Fernando Alves, presidente da PricewaterhouseCoopers no Brasil, rebate os argumentos a favor do rodízio. Ele afirma que, em última instância, o rodízio pode favorecer as fraudes por induzir a concorrência entre as firmas. A expectativa de superar a oferta do concorrente pode levar à cobrança inadequada de honorários e à redução da carga de trabalho do auditor, ampliando o risco de falhas.

Casos de fraude em grandes bancos serviram para ampliar a regulamentação da atividade de auditoria no Brasil

SEMELHANÇAS COM O BRASIL – Boas ou ruins, as reações aos casos de fraude escandalosa ainda vão precisar de tempo para mostrar se valeram a pena. Por enquanto, o que diferencia as lições do episódio Parmalat das deixadas por outros desvendados nos últimos anos são as semelhanças com o Brasil no que diz respeito às condições de governança.

Diferentemente da Enron, que era governada pelo modelo de corporação norte-americano de base acionária altamente pulverizada, a Parmalat lembra muito da realidade brasileira. Empresa familiar, de controle concentrado, a multinacional de alimentos vivia o dilema de alinhar o interesse dos proprietários (todos os acionistas) com o dos tomadores de decisão (acionistas controladores). No modelo das corporações, o caso Enron provou que o mesmo desafio existia, com a diferença de que os tomadores de decisão estavam representados pelos principais executivos e não por um grupo de acionistas controladores.
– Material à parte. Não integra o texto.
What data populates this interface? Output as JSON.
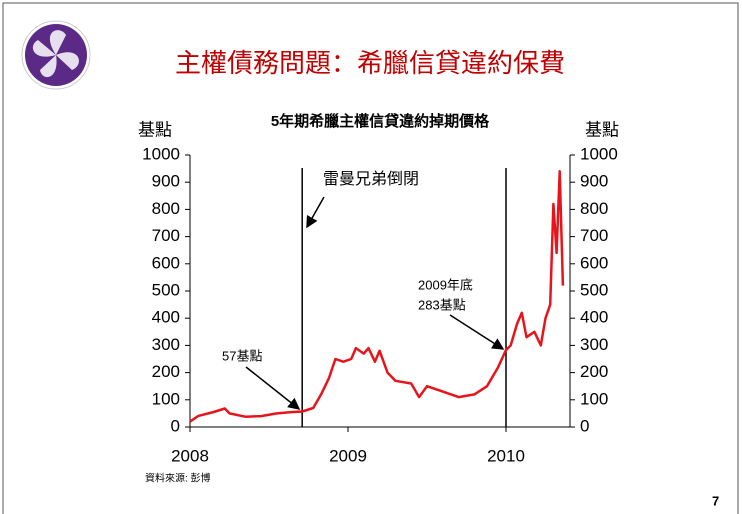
{
  "slide_title": "主權債務問題：希臘信貸違約保費",
  "source": "資料來源: 彭博",
  "page_number": "7",
  "chart_data": {
    "type": "line",
    "title": "5年期希臘主權信貸違約掉期價格",
    "ylabel": "基點",
    "y2label": "基點",
    "x": [
      2008.0,
      2008.05,
      2008.15,
      2008.22,
      2008.25,
      2008.35,
      2008.45,
      2008.55,
      2008.65,
      2008.71,
      2008.78,
      2008.83,
      2008.88,
      2008.92,
      2008.97,
      2009.02,
      2009.05,
      2009.1,
      2009.13,
      2009.17,
      2009.2,
      2009.25,
      2009.3,
      2009.4,
      2009.45,
      2009.5,
      2009.6,
      2009.7,
      2009.8,
      2009.88,
      2009.95,
      2010.0,
      2010.03,
      2010.07,
      2010.1,
      2010.13,
      2010.18,
      2010.22,
      2010.25,
      2010.28,
      2010.3,
      2010.32,
      2010.34,
      2010.36
    ],
    "values": [
      20,
      40,
      55,
      68,
      50,
      38,
      40,
      50,
      55,
      57,
      70,
      120,
      180,
      250,
      240,
      250,
      290,
      270,
      290,
      240,
      280,
      200,
      170,
      160,
      110,
      150,
      130,
      110,
      120,
      150,
      220,
      283,
      300,
      380,
      420,
      330,
      350,
      300,
      400,
      450,
      820,
      640,
      940,
      520
    ],
    "color": "#e8141b",
    "xlim": [
      2008,
      2010.405
    ],
    "xticks": [
      2008,
      2009,
      2010
    ],
    "ylim": [
      0,
      1000
    ],
    "yticks": [
      0,
      100,
      200,
      300,
      400,
      500,
      600,
      700,
      800,
      900,
      1000
    ],
    "y2lim": [
      0,
      1000
    ],
    "y2ticks": [
      0,
      100,
      200,
      300,
      400,
      500,
      600,
      700,
      800,
      900,
      1000
    ],
    "vlines": [
      2008.71,
      2010.0
    ],
    "annotations": [
      "雷曼兄弟倒閉",
      "57基點",
      "2009年底",
      "283基點"
    ]
  }
}
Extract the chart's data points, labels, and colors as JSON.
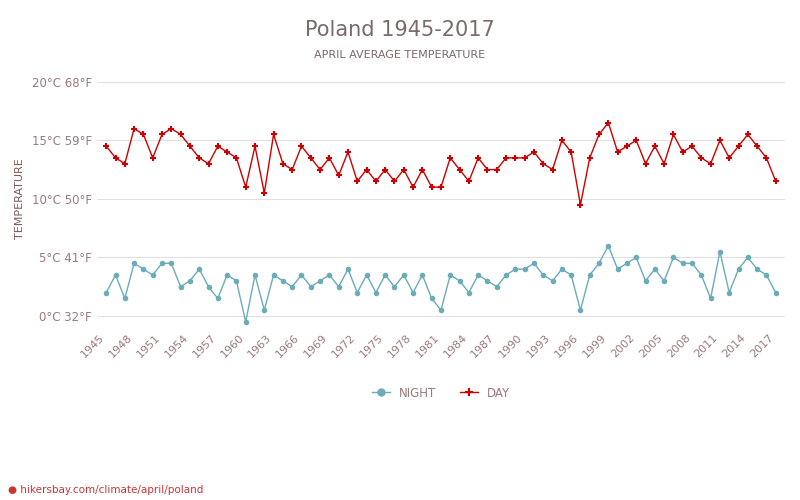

Logo após a Enron, chegou-se a questionar até que ponto o modelo das corporações não teria se mostrado mais arriscado que o das companhias de controle definido por conta do excesso de poder delegado a tomadores de decisão com pouca ou nenhuma participação no capital. Tal situação, contudo, não parece tão diferente do que se vê em algumas empresas brasileiras, principalmente após as privatizações, nas quais acionistas controladores detêm o poder de decisão a despeito dos baixos volumes de capital próprio investido. Nessas empresas, assim como ocorre nas grandes corporações dos Estados Unidos, a dobradinha poder de decisão e baixo comprometimento de capital também fazem uma aliança perigosa para o bem estar da companhia e de todos os acionistas.

Se o risco está, portanto, em todos os modelos, o caso Parmalat veio ensinar que a boa e velha honestidade, mais modernamente chamada de ética, ainda pode ser a melhor maneira de separar o joio do trigo. Cabe ao investidor dedicar mais tempo e trabalho para a escolha de seus parceiros.